Hull’s Low Hummer released one of the best debut indie albums in a long time in the form of last year’s Modern Tricks for Living, and have been supporting the Manic Street Preachers of late. A band that deserves to be massive, live they bring increased energy to their tracks. Flitting effortlessly between electro-punk, rhythmic post-punk and soaring indie-rock, they ooze cool and have tracks that are everything good indie should be.
London’s Modern Woman is, quite simply, one of the most intriguing new acts around at the moment. But don’t take our word for it, they were signed to launch End of The Road festival’s new record label, and we all know those guys know what they are talking about.
The music is built around the songwriting and vocals of Sophie Harris, who gives a literary sensibility to the poetic words and David Denyer an Anglo-German-Armenian composer known for making noise with an array of homemade violins, synths, effects and percussion – including a battered wooden table with a metal colander nailed into it and jagged remnants of cymbals that take a pummelling throughout the band’s live show.
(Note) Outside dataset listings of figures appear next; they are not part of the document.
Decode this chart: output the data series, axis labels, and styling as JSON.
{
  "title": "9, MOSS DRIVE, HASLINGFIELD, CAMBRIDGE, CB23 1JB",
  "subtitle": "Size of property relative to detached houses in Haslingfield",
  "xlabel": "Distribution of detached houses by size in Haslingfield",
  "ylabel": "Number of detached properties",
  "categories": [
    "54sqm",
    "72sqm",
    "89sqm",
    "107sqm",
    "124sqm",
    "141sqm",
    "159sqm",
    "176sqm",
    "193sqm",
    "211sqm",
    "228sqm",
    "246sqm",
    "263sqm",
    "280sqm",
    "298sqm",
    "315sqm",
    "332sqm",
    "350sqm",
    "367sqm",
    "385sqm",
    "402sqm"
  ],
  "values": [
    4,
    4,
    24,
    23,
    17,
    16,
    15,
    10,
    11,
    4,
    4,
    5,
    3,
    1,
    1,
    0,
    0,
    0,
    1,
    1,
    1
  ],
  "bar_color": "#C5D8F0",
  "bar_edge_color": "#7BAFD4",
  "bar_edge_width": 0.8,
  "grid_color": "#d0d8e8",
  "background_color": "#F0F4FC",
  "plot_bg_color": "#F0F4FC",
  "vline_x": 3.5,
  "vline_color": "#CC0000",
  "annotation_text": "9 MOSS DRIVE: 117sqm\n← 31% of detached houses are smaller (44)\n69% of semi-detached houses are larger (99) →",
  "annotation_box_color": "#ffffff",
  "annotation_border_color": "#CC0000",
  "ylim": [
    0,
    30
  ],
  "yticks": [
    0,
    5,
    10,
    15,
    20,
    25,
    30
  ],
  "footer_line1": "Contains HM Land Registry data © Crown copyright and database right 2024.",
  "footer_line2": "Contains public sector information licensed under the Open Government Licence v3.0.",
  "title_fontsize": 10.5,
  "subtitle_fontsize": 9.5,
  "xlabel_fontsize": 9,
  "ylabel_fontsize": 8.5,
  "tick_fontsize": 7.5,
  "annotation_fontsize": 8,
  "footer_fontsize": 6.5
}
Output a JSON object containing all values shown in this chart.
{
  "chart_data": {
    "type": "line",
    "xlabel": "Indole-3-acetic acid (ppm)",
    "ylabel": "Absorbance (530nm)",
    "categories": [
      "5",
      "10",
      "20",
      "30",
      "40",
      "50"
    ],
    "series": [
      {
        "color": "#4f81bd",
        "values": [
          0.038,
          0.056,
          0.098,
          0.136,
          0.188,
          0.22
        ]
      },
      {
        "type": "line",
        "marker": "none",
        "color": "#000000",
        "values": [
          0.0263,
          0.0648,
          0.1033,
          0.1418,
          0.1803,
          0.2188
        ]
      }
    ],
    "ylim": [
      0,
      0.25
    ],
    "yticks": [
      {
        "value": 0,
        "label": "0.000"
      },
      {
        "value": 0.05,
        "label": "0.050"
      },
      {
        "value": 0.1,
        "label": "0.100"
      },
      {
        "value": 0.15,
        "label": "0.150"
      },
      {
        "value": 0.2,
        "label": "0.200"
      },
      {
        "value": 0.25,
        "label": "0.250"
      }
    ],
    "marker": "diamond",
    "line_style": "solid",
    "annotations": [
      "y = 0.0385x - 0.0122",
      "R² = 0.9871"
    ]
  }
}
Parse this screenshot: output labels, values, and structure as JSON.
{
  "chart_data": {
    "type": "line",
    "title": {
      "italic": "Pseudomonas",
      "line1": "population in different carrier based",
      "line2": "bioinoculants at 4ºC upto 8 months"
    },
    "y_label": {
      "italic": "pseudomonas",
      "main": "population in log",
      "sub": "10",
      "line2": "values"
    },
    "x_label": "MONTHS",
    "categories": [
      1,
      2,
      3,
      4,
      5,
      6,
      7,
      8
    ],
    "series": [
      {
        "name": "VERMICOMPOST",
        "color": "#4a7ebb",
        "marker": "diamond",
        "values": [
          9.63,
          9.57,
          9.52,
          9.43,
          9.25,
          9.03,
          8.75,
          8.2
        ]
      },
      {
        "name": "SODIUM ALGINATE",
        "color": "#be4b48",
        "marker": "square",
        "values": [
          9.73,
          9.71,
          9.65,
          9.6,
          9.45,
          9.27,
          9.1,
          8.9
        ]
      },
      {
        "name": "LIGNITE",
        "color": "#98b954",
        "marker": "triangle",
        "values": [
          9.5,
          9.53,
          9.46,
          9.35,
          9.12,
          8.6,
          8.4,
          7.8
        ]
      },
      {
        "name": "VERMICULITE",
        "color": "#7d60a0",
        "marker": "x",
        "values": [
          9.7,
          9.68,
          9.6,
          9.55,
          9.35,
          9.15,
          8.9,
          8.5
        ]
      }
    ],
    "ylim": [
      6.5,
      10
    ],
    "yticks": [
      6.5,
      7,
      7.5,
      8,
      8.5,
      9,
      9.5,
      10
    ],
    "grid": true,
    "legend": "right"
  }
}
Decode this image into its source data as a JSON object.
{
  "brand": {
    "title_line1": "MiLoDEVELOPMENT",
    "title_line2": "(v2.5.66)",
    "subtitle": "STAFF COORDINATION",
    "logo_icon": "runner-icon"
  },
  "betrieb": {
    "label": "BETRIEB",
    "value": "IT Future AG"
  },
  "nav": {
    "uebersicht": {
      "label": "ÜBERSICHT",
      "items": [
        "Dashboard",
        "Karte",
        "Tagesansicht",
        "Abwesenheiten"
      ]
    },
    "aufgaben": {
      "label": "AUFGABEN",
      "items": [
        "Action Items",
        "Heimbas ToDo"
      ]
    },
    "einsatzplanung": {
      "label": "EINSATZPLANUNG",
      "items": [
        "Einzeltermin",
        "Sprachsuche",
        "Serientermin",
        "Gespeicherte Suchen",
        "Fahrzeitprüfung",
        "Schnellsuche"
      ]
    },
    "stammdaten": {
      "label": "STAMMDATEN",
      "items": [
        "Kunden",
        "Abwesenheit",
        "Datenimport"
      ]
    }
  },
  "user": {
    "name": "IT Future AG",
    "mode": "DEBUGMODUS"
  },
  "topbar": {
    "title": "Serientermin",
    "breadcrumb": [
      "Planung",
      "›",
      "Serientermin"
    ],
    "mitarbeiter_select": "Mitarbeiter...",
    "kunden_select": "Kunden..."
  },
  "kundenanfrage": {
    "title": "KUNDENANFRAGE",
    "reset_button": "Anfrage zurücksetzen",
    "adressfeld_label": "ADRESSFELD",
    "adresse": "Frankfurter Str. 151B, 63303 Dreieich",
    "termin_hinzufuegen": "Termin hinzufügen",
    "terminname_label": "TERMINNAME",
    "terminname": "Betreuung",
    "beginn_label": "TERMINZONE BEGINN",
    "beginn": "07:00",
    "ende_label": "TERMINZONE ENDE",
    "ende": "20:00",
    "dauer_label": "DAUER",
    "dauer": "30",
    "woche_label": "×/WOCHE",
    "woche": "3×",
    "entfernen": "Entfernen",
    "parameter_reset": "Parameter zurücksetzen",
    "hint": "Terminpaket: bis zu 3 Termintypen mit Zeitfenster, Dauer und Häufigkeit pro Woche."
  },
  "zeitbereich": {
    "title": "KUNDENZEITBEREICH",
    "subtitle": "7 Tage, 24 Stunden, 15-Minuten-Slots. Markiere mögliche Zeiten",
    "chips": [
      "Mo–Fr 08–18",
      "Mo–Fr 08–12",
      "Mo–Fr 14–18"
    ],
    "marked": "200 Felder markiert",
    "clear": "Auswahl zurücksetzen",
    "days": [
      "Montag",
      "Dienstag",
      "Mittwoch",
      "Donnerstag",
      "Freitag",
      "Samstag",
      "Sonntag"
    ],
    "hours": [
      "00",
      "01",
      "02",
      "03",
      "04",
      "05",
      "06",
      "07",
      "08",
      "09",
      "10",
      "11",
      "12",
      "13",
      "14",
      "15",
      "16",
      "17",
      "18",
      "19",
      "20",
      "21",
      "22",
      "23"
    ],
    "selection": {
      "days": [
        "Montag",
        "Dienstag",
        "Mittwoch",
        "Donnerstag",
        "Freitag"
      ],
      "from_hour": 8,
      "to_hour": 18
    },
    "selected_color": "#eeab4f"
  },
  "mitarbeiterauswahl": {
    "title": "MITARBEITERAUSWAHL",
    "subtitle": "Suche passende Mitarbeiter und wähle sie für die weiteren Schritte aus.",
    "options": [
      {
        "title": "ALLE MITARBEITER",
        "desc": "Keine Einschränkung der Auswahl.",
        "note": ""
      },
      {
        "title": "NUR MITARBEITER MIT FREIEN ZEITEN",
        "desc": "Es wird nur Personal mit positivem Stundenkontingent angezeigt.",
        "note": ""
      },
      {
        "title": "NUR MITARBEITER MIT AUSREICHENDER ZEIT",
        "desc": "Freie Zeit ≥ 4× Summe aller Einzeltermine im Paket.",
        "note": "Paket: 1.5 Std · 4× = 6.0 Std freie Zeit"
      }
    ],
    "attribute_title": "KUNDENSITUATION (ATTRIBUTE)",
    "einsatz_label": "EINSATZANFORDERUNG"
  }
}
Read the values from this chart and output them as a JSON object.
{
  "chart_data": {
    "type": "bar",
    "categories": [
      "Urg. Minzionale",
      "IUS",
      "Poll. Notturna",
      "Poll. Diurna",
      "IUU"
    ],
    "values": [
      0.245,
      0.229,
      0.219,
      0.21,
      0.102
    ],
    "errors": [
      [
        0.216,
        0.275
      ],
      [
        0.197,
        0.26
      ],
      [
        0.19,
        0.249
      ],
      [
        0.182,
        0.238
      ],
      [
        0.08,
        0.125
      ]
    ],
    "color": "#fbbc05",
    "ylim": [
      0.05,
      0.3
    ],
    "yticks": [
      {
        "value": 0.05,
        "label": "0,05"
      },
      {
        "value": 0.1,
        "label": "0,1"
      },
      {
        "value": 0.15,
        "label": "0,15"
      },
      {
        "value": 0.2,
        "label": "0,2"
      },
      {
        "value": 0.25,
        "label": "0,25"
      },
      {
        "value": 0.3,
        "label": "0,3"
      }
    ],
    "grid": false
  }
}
As you’ll hear on the smattering of tunes available to date the band is a collision of a dizzying array of styles from 60s folk, through post-punk to noise and free jazz, all with a loose sense of avant-garde style. Somehow in that mix they have found catchy tunes.
The lo-fi, bedroom project started by Amber Strawbridge whilst bored in her Grandma’s house has slowly been padding itself out with more musicians and better production, whilst losing none of its woozy charm. Strawbridge writes sparse, introspective songs driven by her bittersweet voice and floating on a dream-pop shimmer. How this renders itself live is well worth checking out.
Five-piece Team Picture sound like the dark undercurrent of the 1980s, an amalgamation of the stranger things (see what we did there?) from the pop canon, but like visitors from the future. What we get are cherry-picked ideas from the likes of Kate Bush, the Cure and the B52s combined and polished via 90s alt-rock. Sounds nice right? Well it certainly was on 2020 debut record The Menace Of Mechanical Music. They have been selected tour supports for the likes of Rolling Blackouts Coastal Fever, Parquet Courts, Sasami, Bo Ningen and Ulrika Spacek, so that is saying something. This looks like a great set of future nostalgia.
Leeds-based Sunflower Thieves keep it simple. You don’t need to reach for lofty concepts and experimentation when you have vocal harmonies as beguiling as this duo provide. There is something reassuringly familiar in their pop-folk tunes, which are delivered live as pristinely as they are on any recording.
Exisiting on the noisier end of the indie-pop spectrum (“indie-pop” in the classic sense, not the desperate industry attempt to make some pop acts seem cool and credible) Seazoo pull that wonderful Welsh band trick of running classic pop melody through with weirdness. If you like Super Furry Animals, you’re going to like this.
Wakefield five-piece Mi Mye is quite something! Whether they are doing quirky indie-pop, DIY electronic-pop or folk it is all infused with a captivating charm. Going through their catalogue they can sound like Helen Love, Grandaddy or Arab Strap – yes really?
Canadian-English duo make electro-punk in the vein of Peaches and Le Tigre. Their tunes explode in a flash of big beats, dirty bass and sleazy riffs with near spoken fuck-you manifestos. Their videos are surrealist, zeon pictures from a broken mind. Who doesn’t want to be in a room with that?
Tyneside fuzz-rock lot Pit Pony know their way round an anthemic rock tune, but they drown it in reverb and distortion. Not that this detracts from singer Jackie Purver’s soulful, powerful vocals. They have an album on the way in July, all the singles from it have been MASSIVE and they are getting a reputation as a live band that runs on pure adrenaline. Get your alt-rock fix here.
There is loads of other amazing music on at Long Division, but these definitely put the argument that women aren’t making music good enough to headline festivals to bed! See you at the front in sunny Wakefield!